Однажды, двадцатью или двадцатью пятью годами позже, говорит вдруг Дондог, а может, и тридцать, тридцать два года спустя, какая разница, когда я вновь оказался вместе со Шлюмом в том единственном месте, где мы могли встретиться, в сердце кромешной тьмы, в симбиозе с кромешной тьмой и самим Шлюмом, я попросил Шлюма о том, о чем доселе просить не осмеливался, потому что до тех пор старался не бередить без особой нужды его муки. Я попросил его вызвать в своей, а значит, и в нашей памяти какие-то значимые образы той ночи.
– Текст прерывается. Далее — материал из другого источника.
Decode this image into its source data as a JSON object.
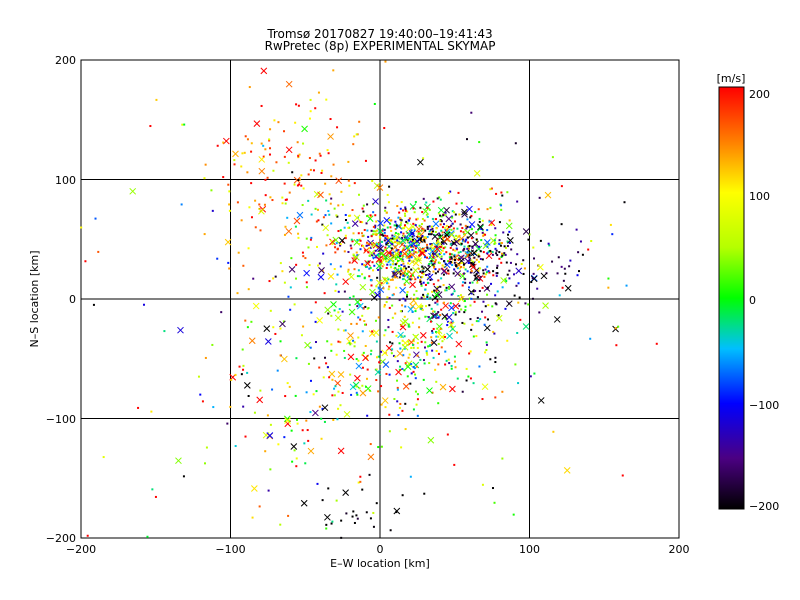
{
  "chart_data": {
    "type": "scatter",
    "title": "Tromsø 20170827 19:40:00–19:41:43",
    "subtitle": "RwPretec (8p) EXPERIMENTAL SKYMAP",
    "xlabel": "E–W location [km]",
    "ylabel": "N–S location [km]",
    "xlim": [
      -200,
      200
    ],
    "ylim": [
      -200,
      200
    ],
    "xticks": [
      "−200",
      "−100",
      "0",
      "100",
      "200"
    ],
    "yticks": [
      "−200",
      "−100",
      "0",
      "100",
      "200"
    ],
    "grid_x": [
      -100,
      0,
      100
    ],
    "grid_y": [
      -100,
      0,
      100
    ],
    "grid": true,
    "colorbar": {
      "label": "[m/s]",
      "min": -200,
      "max": 200,
      "ticks": [
        "200",
        "100",
        "0",
        "−100",
        "−200"
      ],
      "colormap": "black-purple-blue-cyan-green-yellow-orange-red"
    },
    "marker_styles": [
      "dot",
      "x"
    ],
    "clusters": [
      {
        "center_x": 25,
        "center_y": 45,
        "spread_x": 30,
        "spread_y": 18,
        "count": 900,
        "velocity_mean": 20,
        "velocity_spread": 140
      },
      {
        "center_x": 70,
        "center_y": 25,
        "spread_x": 35,
        "spread_y": 22,
        "count": 220,
        "velocity_mean": -180,
        "velocity_spread": 40
      },
      {
        "center_x": 20,
        "center_y": -30,
        "spread_x": 30,
        "spread_y": 35,
        "count": 420,
        "velocity_mean": 40,
        "velocity_spread": 110
      },
      {
        "center_x": -60,
        "center_y": 100,
        "spread_x": 30,
        "spread_y": 35,
        "count": 160,
        "velocity_mean": 150,
        "velocity_spread": 60
      },
      {
        "center_x": -55,
        "center_y": -80,
        "spread_x": 30,
        "spread_y": 40,
        "count": 120,
        "velocity_mean": 60,
        "velocity_spread": 130
      },
      {
        "center_x": -10,
        "center_y": -180,
        "spread_x": 15,
        "spread_y": 15,
        "count": 30,
        "velocity_mean": -200,
        "velocity_spread": 10
      },
      {
        "center_x": 0,
        "center_y": 0,
        "spread_x": 110,
        "spread_y": 110,
        "count": 180,
        "velocity_mean": 0,
        "velocity_spread": 180
      }
    ]
  }
}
— Когда я углубился в темные улицы? — вздохнул Шлюм. — Когда шел в черноте, сойдя с баржи на берег, ты хочешь увидеть заново это?.. Или потом, улицу Одиннадцатого Лигети?.. Или когда Габриэла Бруна отыскала меня у подножия стены и ее вдруг выхватили лучи фар?..
— Как хочешь, — сказал я.
— Я предпочитаю об этом не говорить, — сказал Шлюм. — Все еще. Это еще не умерло у меня в памяти.
— Как хочешь, — сказал я.
— Расскажу об этом, когда полностью все забуду, не раньше, — сказал он.
— Хорошо, — сказал я.
Я отлично понимал сдержанность Шлюма. Все, что чувствовал Шлюм, чувствовал и я, я тоже. С той ночи мы были настроены на одну и ту же волну. Все, что было у него в голове, я понимал лучше некуда. Наша беседа проходила через тридцать с лишним лет после уничтожения, в эпоху, когда лагерная жизнь казалась мне не такой неприкаянной и не такой несправедливой, как в молодые годы, — до такой степени, что перспектива выйти когда-нибудь на свободу сильно меня смущала. Я намотался за колючей проволокой, вполне сносно преуспевая в карьере мелкого уйбурского заключенного. На досуге либо участвовал в лагерных театральных начинаниях, если там был театр, либо писал для лагерной публики книги, небольшие сочиненьица, которые расходились подчас не такими уж смехотворными тиражами, пусть так и не превысившими пять-шесть экземпляров. Речь шла главным образом о романах, где на сцену выходили Шлюм и покойники, которых я некогда знал или любил в детстве или во сне. И ежели я так хорошо понимал сдержанность Шлюма перед лицом его реальных воспоминаний, то потому, что, со своей стороны, для меня всегда оставалось невозможным рассказать извлеченные из моего реального, пережитого опыта истории. Я придумывал, без конца почерпывая у себя из памяти, но ничто из моих придумок на самом деле не затрагивало сердцевину пережитых мук или реальности. Мне казалось чудовищным затевать рассказ на этой основе.